# Security Policy (keycrypt)
## Overview
`keycrypt` provides symmetric encryption using **AES-256-GCM**.
A single **32-byte master key** is generated once and stored in the OS credential store via
the [`keyring`](https://crates.io/crates/keyring) crate. Encryption and decryption operations
use this key and are authenticated (tamper-detecting) via GCM.
This crate is designed for application-level encryption where storing a key in the OS keychain
is acceptable and convenient.
---
## Ciphertext Format
Current format:
- `v1:nonce_b64:ciphertext_b64`
Legacy format supported for backward compatibility:
- `nonce_b64:ciphertext_b64`
### Encoding details
- **Nonce**: 12 bytes (AES-GCM standard), encoded using URL-safe Base64 (no padding)
- **Ciphertext**: includes the GCM authentication tag (AES-GCM appends it automatically)
---
## Associated Authenticated Data (AAD)
All encryption/decryption operations bind to a fixed AAD:
- `keycrypt:crypto:v1`
AAD provides **domain separation / protocol binding**, meaning ciphertext produced by this crate
is not trivially reusable in other contexts that use different AAD values.
---
## Key Storage by OS
Key storage depends on the operating system backend used by `keyring`:
- **macOS**: Apple Keychain (`apple-native`)

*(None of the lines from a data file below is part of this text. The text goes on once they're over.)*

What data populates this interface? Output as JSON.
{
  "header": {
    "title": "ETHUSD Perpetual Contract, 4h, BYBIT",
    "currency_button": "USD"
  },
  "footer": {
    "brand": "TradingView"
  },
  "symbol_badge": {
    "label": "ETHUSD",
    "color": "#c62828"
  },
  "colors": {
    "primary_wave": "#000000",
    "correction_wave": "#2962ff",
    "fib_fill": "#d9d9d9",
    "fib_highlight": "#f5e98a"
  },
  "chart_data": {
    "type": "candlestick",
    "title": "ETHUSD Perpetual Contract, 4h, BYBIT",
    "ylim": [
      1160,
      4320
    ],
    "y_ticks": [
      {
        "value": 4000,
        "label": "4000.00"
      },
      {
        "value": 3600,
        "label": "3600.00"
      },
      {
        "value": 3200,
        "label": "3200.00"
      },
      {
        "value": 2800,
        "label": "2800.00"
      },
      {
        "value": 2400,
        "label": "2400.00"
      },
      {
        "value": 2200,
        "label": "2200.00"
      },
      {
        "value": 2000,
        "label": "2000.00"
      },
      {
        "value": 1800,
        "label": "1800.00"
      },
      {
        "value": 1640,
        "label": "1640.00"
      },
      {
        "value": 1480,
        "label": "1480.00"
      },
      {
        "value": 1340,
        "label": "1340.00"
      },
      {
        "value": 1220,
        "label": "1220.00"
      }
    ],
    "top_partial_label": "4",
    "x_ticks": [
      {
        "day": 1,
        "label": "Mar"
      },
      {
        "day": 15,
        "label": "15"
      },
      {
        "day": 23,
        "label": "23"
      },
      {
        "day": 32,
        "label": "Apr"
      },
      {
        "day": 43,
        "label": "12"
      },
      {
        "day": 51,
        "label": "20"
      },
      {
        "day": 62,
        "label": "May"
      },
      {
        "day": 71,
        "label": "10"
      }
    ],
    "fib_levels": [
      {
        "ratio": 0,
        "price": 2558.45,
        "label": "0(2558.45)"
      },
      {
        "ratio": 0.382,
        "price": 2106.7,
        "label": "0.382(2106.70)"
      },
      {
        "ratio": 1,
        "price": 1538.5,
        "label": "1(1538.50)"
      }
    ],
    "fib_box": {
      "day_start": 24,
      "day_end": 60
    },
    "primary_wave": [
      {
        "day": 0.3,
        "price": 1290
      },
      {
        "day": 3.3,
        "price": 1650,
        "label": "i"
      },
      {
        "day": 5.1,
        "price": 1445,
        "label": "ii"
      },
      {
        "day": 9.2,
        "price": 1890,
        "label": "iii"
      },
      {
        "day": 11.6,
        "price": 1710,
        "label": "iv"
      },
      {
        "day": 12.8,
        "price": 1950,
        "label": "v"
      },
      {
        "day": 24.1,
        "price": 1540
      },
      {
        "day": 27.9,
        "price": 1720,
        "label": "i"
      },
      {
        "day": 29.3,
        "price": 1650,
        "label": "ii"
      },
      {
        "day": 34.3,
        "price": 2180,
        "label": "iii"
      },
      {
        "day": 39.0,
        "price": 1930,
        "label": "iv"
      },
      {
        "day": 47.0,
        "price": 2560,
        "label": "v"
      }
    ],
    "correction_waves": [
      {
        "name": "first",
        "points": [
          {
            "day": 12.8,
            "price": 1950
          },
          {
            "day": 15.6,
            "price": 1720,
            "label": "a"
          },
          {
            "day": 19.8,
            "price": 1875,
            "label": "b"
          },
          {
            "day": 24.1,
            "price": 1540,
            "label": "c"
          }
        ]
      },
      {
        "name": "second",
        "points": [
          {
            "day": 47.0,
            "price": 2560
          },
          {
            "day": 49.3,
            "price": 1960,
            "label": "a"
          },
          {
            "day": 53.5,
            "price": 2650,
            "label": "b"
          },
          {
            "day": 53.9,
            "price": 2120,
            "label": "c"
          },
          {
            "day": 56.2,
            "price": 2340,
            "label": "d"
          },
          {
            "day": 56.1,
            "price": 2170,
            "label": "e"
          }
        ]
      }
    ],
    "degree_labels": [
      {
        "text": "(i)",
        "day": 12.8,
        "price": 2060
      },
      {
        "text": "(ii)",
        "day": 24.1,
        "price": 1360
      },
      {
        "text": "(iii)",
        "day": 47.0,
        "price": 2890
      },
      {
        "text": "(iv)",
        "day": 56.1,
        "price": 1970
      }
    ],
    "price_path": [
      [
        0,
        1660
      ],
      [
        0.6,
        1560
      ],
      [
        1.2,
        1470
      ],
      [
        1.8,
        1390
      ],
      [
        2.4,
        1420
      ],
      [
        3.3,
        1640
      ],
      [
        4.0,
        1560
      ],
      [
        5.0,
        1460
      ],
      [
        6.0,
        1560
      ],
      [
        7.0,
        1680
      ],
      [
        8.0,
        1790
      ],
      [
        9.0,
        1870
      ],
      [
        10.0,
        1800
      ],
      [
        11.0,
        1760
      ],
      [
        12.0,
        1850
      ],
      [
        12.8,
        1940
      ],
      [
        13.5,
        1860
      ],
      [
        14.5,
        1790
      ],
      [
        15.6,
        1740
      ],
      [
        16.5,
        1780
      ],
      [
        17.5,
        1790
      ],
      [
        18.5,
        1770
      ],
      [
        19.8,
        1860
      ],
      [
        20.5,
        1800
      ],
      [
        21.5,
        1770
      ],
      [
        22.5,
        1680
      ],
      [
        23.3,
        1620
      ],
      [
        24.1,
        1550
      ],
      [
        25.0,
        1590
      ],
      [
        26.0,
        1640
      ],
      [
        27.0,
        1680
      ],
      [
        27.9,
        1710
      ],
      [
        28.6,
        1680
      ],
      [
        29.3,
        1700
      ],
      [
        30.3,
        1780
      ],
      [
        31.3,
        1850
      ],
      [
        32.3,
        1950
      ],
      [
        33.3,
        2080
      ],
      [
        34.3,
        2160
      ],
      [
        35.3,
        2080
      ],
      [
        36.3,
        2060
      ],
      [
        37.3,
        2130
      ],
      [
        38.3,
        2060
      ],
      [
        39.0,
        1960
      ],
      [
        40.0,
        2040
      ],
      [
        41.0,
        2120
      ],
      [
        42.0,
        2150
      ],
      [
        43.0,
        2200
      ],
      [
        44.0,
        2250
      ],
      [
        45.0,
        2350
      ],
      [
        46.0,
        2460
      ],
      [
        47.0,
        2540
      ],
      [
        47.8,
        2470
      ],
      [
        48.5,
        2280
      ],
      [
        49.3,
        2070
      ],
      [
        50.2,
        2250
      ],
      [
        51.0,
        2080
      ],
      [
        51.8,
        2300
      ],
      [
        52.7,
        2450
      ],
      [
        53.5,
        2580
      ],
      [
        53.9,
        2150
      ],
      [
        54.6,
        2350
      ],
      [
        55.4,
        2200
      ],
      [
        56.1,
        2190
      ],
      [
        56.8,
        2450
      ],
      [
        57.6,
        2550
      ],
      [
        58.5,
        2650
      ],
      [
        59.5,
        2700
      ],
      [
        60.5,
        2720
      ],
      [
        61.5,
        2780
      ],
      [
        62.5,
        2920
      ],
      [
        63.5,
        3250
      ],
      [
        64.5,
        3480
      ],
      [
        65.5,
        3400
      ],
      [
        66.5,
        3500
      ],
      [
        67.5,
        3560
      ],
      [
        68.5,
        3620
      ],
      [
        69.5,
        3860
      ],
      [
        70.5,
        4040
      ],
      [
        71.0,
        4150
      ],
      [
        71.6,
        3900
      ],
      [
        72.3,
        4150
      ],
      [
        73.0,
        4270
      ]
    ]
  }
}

- **Windows**: Windows Credential Manager (`windows-native`)
- **Linux (default)**: native Linux keyring (`linux-native`)
- **Linux (optional)**: persistent dual-store using keyutils + Secret Service
(`linux-persistent` feature)
---
## macOS Keychain Prompts
On macOS, accessing Keychain entries may trigger system permission prompts depending on:
- user/system security policy
- keychain access control settings
- app codesigning / sandboxing configuration
This is expected OS behavior and not controlled by this crate.
---
## Key Rotation and Backward Compatibility
Changing any of the following can make previously encrypted values undecryptable:
- keychain identifiers (`KEYCHAIN_SERVICE` / `KEYCHAIN_ACCOUNT`)
- the fixed AAD value
- the ciphertext format versioning rules
### Recommended rotation approach
1. Introduce a new key identifier (example: `crypto_key_v2`) while keeping the old key.
2. Encrypt new data using v2.
3. During decrypt, attempt v2 first, then fall back to v1.
4. After a migration window, retire the old key and remove v1 fallback support.
---
## Threat Model Notes
- AES-256-GCM provides **confidentiality + integrity** (tamper detection).
- Authentication failures return a generic error to reduce oracle-style information leakage.
- Keys loaded into memory are wrapped in `Zeroizing<[u8; 32]>` to reduce linger time.
This is **best-effort** and does not guarantee protection against advanced memory attacks.
---
## Reporting Security Issues
If you discover a security issue, please report it privately by opening a GitHub Security Advisory
or contacting the maintainer directly.
Do not open public issues for vulnerabilities.